A few days before school began, I found myself sitting in Pam's living room addressing bar mitzvah invitations. To my amazement, I had a group of kids to invite. Here was my list:

Brett Connelly

Eddie Jones

Malcolm “Fudge” Venter

Lucy Abendroth

Kendra Peterson

J. D. Canaday

Nicole Willis

Seth Ashley

Bridget Keller

Ryan Ritchie

Patrice DeCrette

I got out Pam's old white pages, looked up their names, and copied each name and address as neatly as I could onto the fancy envelopes my mom had bought for the occasion. After that, Simon and I walked down the block to the mailbox. But this strange thing happened when I opened the slot to drop in the invites. The first ten envelopes slid right on down the chute, but I just couldn't mail Patrice's. It was like it was glued to my hand. Not literally, of course, but suddenly my heart was pounding and I was frozen. I mean, how awkward would it be if she came? She hated them. They hated her. Why put myself through that on the most important day of my life?
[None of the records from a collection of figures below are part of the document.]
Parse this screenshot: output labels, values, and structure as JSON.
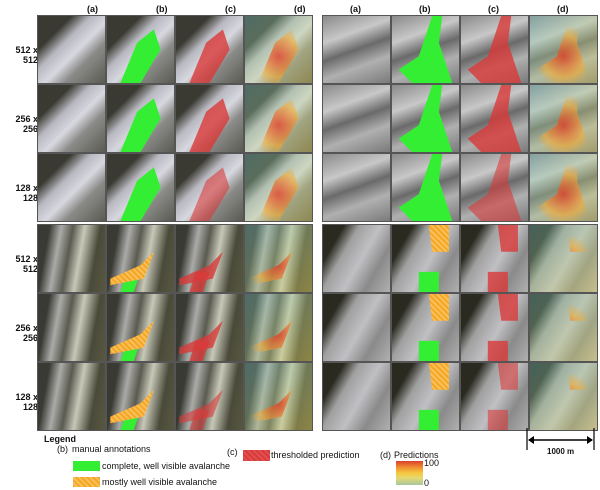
{
  "column_headers": [
    "(a)",
    "(b)",
    "(c)",
    "(d)"
  ],
  "row_labels": [
    "512 x 512",
    "256 x 256",
    "128 x 128"
  ],
  "colors": {
    "green": "#33ee33",
    "orange": "#f5a623",
    "red": "#d93a3a"
  },
  "legend": {
    "title": "Legend",
    "b_tag": "(b)",
    "b_label": "manual annotations",
    "b_items": [
      "complete, well visible avalanche",
      "mostly well visible avalanche"
    ],
    "c_tag": "(c)",
    "c_label": "thresholded prediction",
    "d_tag": "(d)",
    "d_label": "Predictions",
    "d_max": "100",
    "d_min": "0"
  },
  "scale_bar": "1000 m"
}
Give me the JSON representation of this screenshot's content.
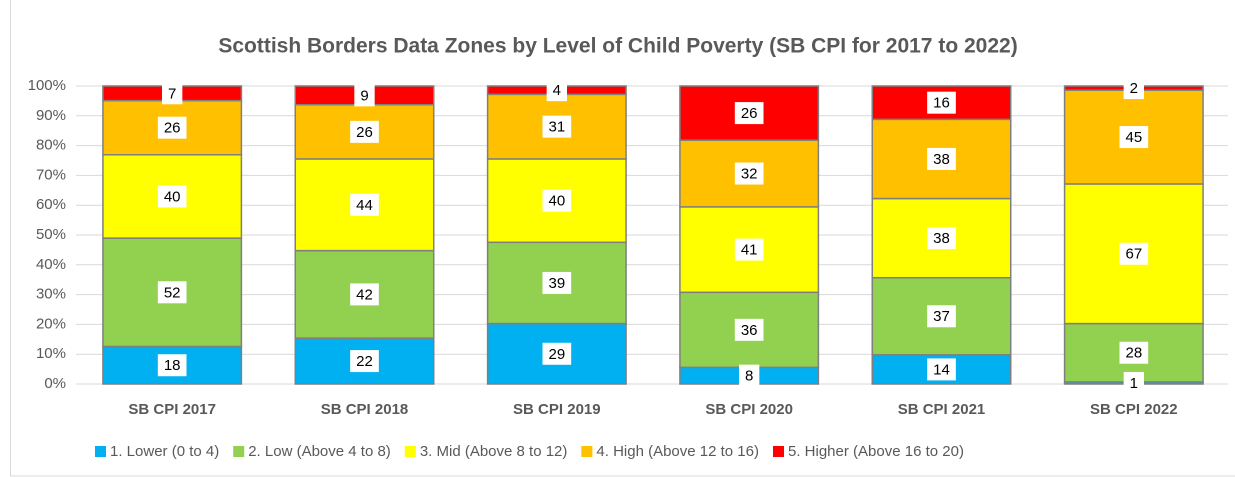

And then I had this really terrible thought. What if Brett and his gang found out Patrice was coming and then refused to come themselves? I remembered Lucy and Patrice's exchange at Calvi's the first time I had seen them together. Then I remembered how Eddie had made fun of Patrice at the quarry. And then I had the final thought—the biggie. I mean, I was still way
too pissed to talk to him, but what if Dad came to my bar mitzvah anyway? What if he walked into the basement of the Methodist church and no one was there except for my mom, Pam, Patrice, and the rabbi we found online?

I closed the mailbox, slipped Patrice's invite back into my pocket, then called for Simon and ran home.

And then, before I knew it was happening, it was Labor Day, and summer vacation was over.